Sauf que du côté des enseignants, cette nouvelle demande est vécue comme une énième « opération de communication » de la part du gouvernement. « C’est très clairement opportuniste de la part d’Emmanuel Macron, fulmine auprès du HuffPost Guislaine David, co-secrétaire générale et porte-parole du SNUipp-FSU, le principal syndicat du premier degré. En pleine période électorale, il surfe sur un drame, en l’occurrence un viol, pour donner des injonctions aux enseignants. »

« Ça ne se fait pas en un claquement de doigts »

Même agacement du côté de Sophie Vénétitay, enseignante en SES dans l’Essonne et secrétaire générale du SNES-FSU. « C’est une annonce totalement déplacée et pas à la hauteur par rapport à la gravité des faits, qui sont terriblement abjects », estime-t-elle. Pour elle, c’est également « complètement hors-sol » par rapport au quotidien des collèges et des lycées, surtout en cette période de fin d’année.
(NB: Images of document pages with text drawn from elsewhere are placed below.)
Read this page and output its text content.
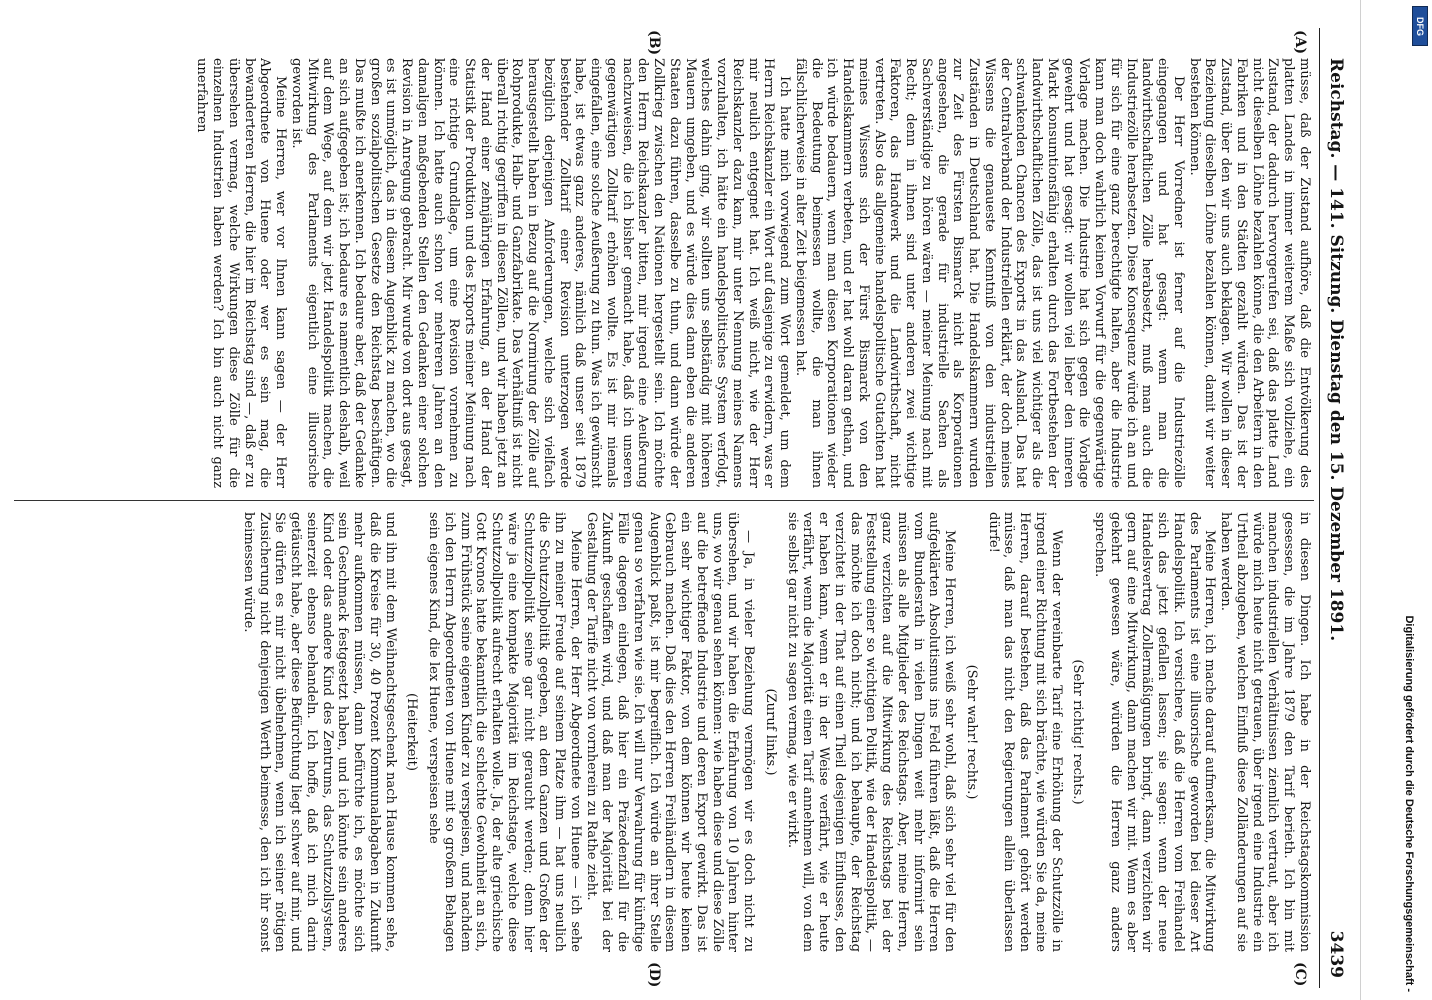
Reichstag. — 141. Sitzung. Dienstag den 15. Dezember 1891.
3439
(A)
(B)
(C)
(D)

müsse, daß der Zustand aufhöre, daß die Entvölkerung des platten Landes in immer weiterem Maße sich vollziehe, ein Zustand, der dadurch hervorgerufen sei, daß das platte Land nicht dieselben Löhne bezahlen könne, die den Arbeitern in den Fabriken und in den Städten gezahlt würden. Das ist der Zustand, über den wir uns auch beklagen. Wir wollen in dieser Beziehung dieselben Löhne bezahlen können, damit wir weiter bestehen können.

Der Herr Vorredner ist ferner auf die Industriezölle eingegangen und hat gesagt: wenn man die landwirthschaftlichen Zölle herabsetzt, muß man auch die Industriezölle herabsetzen. Diese Konsequenz würde ich an und für sich für eine ganz berechtigte halten, aber die Industrie kann man doch wahrlich keinen Vorwurf für die gegenwärtige Vorlage machen. Die Industrie hat sich gegen die Vorlage gewehrt und hat gesagt: wir wollen viel lieber den inneren Markt konsumtionsfähig erhalten durch das Fortbestehen der landwirthschaftlichen Zölle, das ist uns viel wichtiger als die schwankenden Chancen des Exports in das Ausland. Das hat der Centralverband der Industriellen erklärt, der doch meines Wissens die genaueste Kenntniß von den industriellen Zuständen in Deutschland hat. Die Handelskammern wurden zur Zeit des Fürsten Bismarck nicht als Korporationen angesehen, die gerade für industrielle Sachen als Sachverständige zu hören wären — meiner Meinung nach mit Recht; denn in ihnen sind unter anderen zwei wichtige Faktoren, das Handwerk und die Landwirthschaft, nicht vertreten. Also das allgemeine handelspolitische Gutachten hat meines Wissens sich der Fürst Bismarck von den Handelskammern verbeten, und er hat wohl daran gethan, und ich würde bedauern, wenn man diesen Korporationen wieder die Bedeutung beimessen wollte, die man ihnen fälschlicherweise in alter Zeit beigemessen hat.

Ich hatte mich vorwiegend zum Wort gemeldet, um dem Herrn Reichskanzler ein Wort auf dasjenige zu erwidern, was er mir neulich entgegnet hat. Ich weiß nicht, wie der Herr Reichskanzler dazu kam, mir unter Nennung meines Namens vorzuhalten, ich hätte ein handelspolitisches System verfolgt, welches dahin ging, wir sollten uns selbständig mit höheren Mauern umgeben, und es würde dies dann eben die anderen Staaten dazu führen, dasselbe zu thun, und dann würde der Zollkrieg zwischen den Nationen hergestellt sein. Ich möchte den Herrn Reichskanzler bitten, mir irgend eine Aeußerung nachzuweisen, die ich bisher gemacht habe, daß ich unseren gegenwärtigen Zolltarif erhöhen wollte. Es ist mir niemals eingefallen, eine solche Aeußerung zu thun. Was ich gewünscht habe, ist etwas ganz anderes, nämlich daß unser seit 1879 bestehender Zolltarif einer Revision unterzogen werde bezüglich derjenigen Anforderungen, welche sich vielfach herausgestellt haben in Bezug auf die Normirung der Zölle auf Rohprodukte, Halb- und Ganzfabrikate. Das Verhältniß ist nicht überall richtig gegriffen in diesen Zöllen, und wir haben jetzt an der Hand einer zehnjährigen Erfahrung, an der Hand der Statistik der Produktion und des Exports meiner Meinung nach eine richtige Grundlage, um eine Revision vornehmen zu können. Ich hatte auch schon vor mehreren Jahren an den damaligen maßgebenden Stellen den Gedanken einer solchen Revision in Anregung gebracht. Mir wurde von dort aus gesagt, es ist unmöglich, das in diesem Augenblick zu machen, wo die großen sozialpolitischen Gesetze den Reichstag beschäftigen. Das mußte ich anerkennen. Ich bedaure aber, daß der Gedanke an sich aufgegeben ist; ich bedaure es namentlich deshalb, weil auf dem Wege, auf dem wir jetzt Handelspolitik machen, die Mitwirkung des Parlaments eigentlich eine illusorische geworden ist.

Meine Herren, wer vor Ihnen kann sagen — der Herr Abgeordnete von Huene oder wer es sein mag, die bewanderteren Herren, die hier im Reichstag sind —, daß er zu übersehen vermag, welche Wirkungen diese Zölle für die einzelnen Industrien haben werden? Ich bin auch nicht ganz unerfahren

in diesen Dingen. Ich habe in der Reichstagskommission gesessen, die im Jahre 1879 den Tarif berieth. Ich bin mit manchen industriellen Verhältnissen ziemlich vertraut, aber ich würde mich heute nicht getrauen, über irgend eine Industrie ein Urtheil abzugeben, welchen Einfluß diese Zolländerungen auf sie haben werden.

Meine Herren, ich mache darauf aufmerksam, die Mitwirkung des Parlaments ist eine illusorische geworden bei dieser Art Handelspolitik. Ich versichere, daß die Herren vom Freihandel sich das jetzt gefallen lassen; sie sagen: wenn der neue Handelsvertrag Zollermäßigungen bringt, dann verzichten wir gern auf eine Mitwirkung, dann machen wir mit. Wenn es aber gekehrt gewesen wäre, würden die Herren ganz anders sprechen.

(Sehr richtig! rechts.)

Wenn der vereinbarte Tarif eine Erhöhung der Schutzzölle in irgend einer Richtung mit sich brächte, wie würden Sie da, meine Herren, darauf bestehen, daß das Parlament gehört werden müsse, daß man das nicht den Regierungen allein überlassen dürfe!

(Sehr wahr! rechts.)

Meine Herren, ich weiß sehr wohl, daß sich sehr viel für den aufgeklärten Absolutismus ins Feld führen läßt, daß die Herren vom Bundesrath in vielen Dingen weit mehr informirt sein müssen als alle Mitglieder des Reichstags. Aber, meine Herren, ganz verzichten auf die Mitwirkung des Reichstags bei der Feststellung einer so wichtigen Politik, wie der Handelspolitik, — das möchte ich doch nicht; und ich behaupte, der Reichstag verzichtet in der That auf einen Theil desjenigen Einflusses, den er haben kann, wenn er in der Weise verfährt, wie er heute verfährt, wenn die Majorität einen Tarif annehmen will, von dem sie selbst gar nicht zu sagen vermag, wie er wirkt.

(Zuruf links.)

— Ja, in vieler Beziehung vermögen wir es doch nicht zu übersehen, und wir haben die Erfahrung von 10 Jahren hinter uns, wo wir genau sehen können: wie haben diese und diese Zölle auf die betreffende Industrie und deren Export gewirkt. Das ist ein sehr wichtiger Faktor, von dem können wir heute keinen Gebrauch machen. Daß dies den Herren Freihändlern in diesem Augenblick paßt, ist mir begreiflich. Ich würde an ihrer Stelle genau so verfahren wie sie. Ich will nur Verwahrung für künftige Fälle dagegen einlegen, daß hier ein Präzedenzfall für die Zukunft geschaffen wird, und daß man der Majorität bei der Gestaltung der Tarife nicht von vornherein zu Rathe zieht.

Meine Herren, der Herr Abgeordnete von Huene — ich sehe ihn zu meiner Freude auf seinem Platze ihm — hat uns neulich die Schutzzollpolitik gegeben, an dem Ganzen und Großen der Schutzzollpolitik seine gar nicht geraucht werden; denn hier wäre ja eine kompakte Majorität im Reichstage, welche diese Schutzzollpolitik aufrecht erhalten wolle. Ja, der alte griechische Gott Kronos hatte bekanntlich die schlechte Gewohnheit an sich, zum Frühstück seine eigenen Kinder zu verspeisen, und nachdem ich den Herrn Abgeordneten von Huene mit so großem Behagen sein eigenes Kind, die lex Huene, verspeisen sehe

(Heiterkeit)

und ihn mit dem Weihnachtsgeschenk nach Hause kommen sehe, daß die Kreise für 30, 40 Prozent Kommunalabgaben in Zukunft mehr aufkommen müssen, dann befürchte ich, es möchte sich sein Geschmack festgesetzt haben, und ich könnte sein anderes Kind oder das andere Kind des Zentrums, das Schutzzollsystem, seinerzeit ebenso behandeln. Ich hoffe, daß ich mich darin getäuscht habe, aber diese Befürchtung liegt schwer auf mir, und Sie dürfen es mir nicht übelnehmen, wenn ich seiner nötigen Zusicherung nicht denjenigen Werth beimesse, den ich ihr sonst beimessen würde.

Digitalisierung gefördert durch die Deutsche Forschungsgemeinschaft -
DFG
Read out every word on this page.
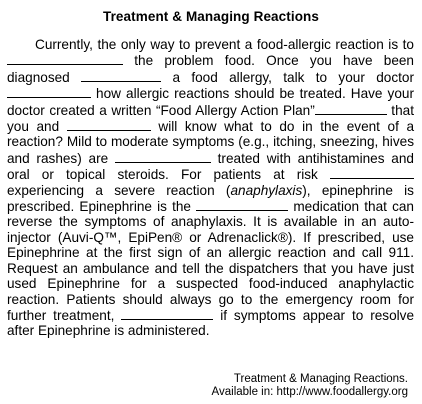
Treatment & Managing Reactions
Currently, the only way to prevent a food-allergic reaction is to  the problem food. Once you have been diagnosed	a food allergy, talk to your doctor  how allergic reactions should be treated. Have your doctor created a written “Food Allergy Action Plan”	that you and	will know what to do in the event of a reaction? Mild to moderate symptoms (e.g., itching, sneezing, hives and rashes) are	treated with antihistamines and oral or topical steroids. For patients at risk  experiencing a severe reaction (anaphylaxis), epinephrine is prescribed. Epinephrine is the	medication that can reverse the symptoms of anaphylaxis. It is available in an auto-injector (Auvi-Q™, EpiPen® or Adrenaclick®). If prescribed, use Epinephrine at the first sign of an allergic reaction and call 911. Request an ambulance and tell the dispatchers that you have just used Epinephrine for a suspected food-induced anaphylactic reaction. Patients should always go to the emergency room for further treatment,	if symptoms appear to resolve after Epinephrine is administered.
Treatment & Managing Reactions.
Available in: http://www.foodallergy.org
« La lutte contre l’antisémitisme nécessite du temps, de construire des choses sur le long terme, ça ne se fait pas en un claquement de doigts. On ne peut pas tout réorganiser en 48 heures et construire une séquence. Ça se prépare et s’intègre dans une séquence pédagogique sur plusieurs mois », insiste-t-elle.

Autre source d’agacement : le corps enseignant travaille déjà sur les thématiques du racisme et de l’antisémitisme tout au long de l’année. « Les enseignants dans les écoles n’attendent pas les faits divers pour traiter ces questions-là, assure Guislaine David. Cela fait partie du vivre-ensemble, de ce que l’on fait à travers l’enseignement moral et civique, la vie de tous les jours. »

« C’est une réponse politique, et c’est bien cela le problème »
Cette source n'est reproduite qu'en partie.